Here’s where things go awry, not just for Marla, but for the movie. It turns out Jennifer Peterson is more than meets the eye. Menacing Russian gangsters, led by Roman Lunyov (Peter Dinklage), are determined to break Jennifer out at all costs. Kidnapping, gunfight standoffs and other acts of violence turn I Care a Lot into a thriller with people on both sides you don’t care that much about. What started as a Ladykillers-esque comic showdown between Pike and Wiest morphs into something uglier and more generic.

 Peter Dinklage and his motley band of Russian gangsters cause Rosamund Pike (and the audience) a lot of grief in "I Care A Lot."

When the script stacks the deck with the Russian mob, suddenly it pits Marla as David going up against an even bigger, more ruthless crime syndicate Goliath. Both Pike and Blakeson have done such a good job making Marla deliciously hateable that it’s hard to make the necessary shift onto her side for the second half of the film. The way she profits off her elder abuse and strips them of their agency is diabolical and horrendous. Especially in the wake of the conservator discussion around Framing Brittney Spears, the idea of having a “third party” dictate your affairs is frightening beyond belief. It passes the point where she can be redeemed or where an audience can get onto her side. So why try? Why not lean into Pike’s gifts as a charismatic crocodile and let her vamp it up to the rafters until she meets her demise.

There’s a lot of promise and talent involved in I Care A Lot.
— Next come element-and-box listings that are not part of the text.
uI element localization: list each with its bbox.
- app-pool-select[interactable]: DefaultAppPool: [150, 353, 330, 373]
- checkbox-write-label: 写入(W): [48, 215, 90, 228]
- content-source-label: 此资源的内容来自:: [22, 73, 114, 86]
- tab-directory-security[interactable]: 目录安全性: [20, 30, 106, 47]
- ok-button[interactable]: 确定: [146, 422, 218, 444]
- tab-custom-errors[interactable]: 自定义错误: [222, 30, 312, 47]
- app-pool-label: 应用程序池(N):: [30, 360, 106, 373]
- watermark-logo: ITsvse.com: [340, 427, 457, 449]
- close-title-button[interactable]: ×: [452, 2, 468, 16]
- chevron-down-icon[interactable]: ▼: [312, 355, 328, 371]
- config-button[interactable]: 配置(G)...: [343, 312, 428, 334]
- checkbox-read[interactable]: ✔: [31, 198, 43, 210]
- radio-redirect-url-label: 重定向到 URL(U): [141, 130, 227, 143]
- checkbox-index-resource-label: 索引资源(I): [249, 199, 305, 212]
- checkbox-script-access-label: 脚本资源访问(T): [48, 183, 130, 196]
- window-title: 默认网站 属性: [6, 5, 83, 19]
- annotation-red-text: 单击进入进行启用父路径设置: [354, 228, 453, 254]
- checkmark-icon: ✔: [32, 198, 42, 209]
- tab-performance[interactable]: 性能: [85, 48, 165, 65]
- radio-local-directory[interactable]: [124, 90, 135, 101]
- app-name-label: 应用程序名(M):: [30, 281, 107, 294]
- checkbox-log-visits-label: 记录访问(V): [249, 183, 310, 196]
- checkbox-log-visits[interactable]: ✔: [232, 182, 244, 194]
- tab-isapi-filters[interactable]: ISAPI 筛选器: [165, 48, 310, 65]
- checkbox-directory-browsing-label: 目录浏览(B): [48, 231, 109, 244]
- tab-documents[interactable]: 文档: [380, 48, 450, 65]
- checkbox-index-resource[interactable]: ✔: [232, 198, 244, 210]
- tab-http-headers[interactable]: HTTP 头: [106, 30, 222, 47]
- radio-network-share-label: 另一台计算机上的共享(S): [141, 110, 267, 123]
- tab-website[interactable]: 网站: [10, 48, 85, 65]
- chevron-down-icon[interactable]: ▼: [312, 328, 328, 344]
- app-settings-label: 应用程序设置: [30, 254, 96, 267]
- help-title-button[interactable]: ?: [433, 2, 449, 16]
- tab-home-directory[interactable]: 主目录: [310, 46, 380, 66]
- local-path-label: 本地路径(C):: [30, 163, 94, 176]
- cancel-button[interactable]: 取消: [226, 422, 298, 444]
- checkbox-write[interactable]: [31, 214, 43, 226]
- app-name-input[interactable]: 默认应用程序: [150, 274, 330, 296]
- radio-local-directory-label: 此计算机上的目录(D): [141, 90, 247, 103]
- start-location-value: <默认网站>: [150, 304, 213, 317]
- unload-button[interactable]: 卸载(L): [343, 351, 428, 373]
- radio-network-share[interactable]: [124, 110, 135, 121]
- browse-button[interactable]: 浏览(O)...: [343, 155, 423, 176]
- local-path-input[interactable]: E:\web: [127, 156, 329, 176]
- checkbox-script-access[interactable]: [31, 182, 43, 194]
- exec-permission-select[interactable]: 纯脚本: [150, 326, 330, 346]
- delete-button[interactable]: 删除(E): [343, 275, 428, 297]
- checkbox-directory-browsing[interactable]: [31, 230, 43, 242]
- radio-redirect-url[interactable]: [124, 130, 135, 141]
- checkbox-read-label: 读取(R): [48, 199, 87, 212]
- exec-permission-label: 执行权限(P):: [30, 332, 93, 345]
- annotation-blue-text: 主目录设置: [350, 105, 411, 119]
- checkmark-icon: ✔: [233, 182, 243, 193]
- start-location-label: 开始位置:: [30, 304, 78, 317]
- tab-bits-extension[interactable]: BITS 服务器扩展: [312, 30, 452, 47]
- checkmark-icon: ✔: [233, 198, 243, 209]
There are tons of great people in small supporting roles too, such as Chris Messina as an attorney who is nearly as slimy as Marla is. It’s unfortunate that a critical wrong turn in the narrative derails this potentially ripe, yet tricky premise. The laughs may be present in the set-up, but the thrills are not there in the end. With false endings galore, you might find yourself not really caring a lot about how everything turns out. C-


I Care A Lot premieres on Netflix this Friday, February 19th.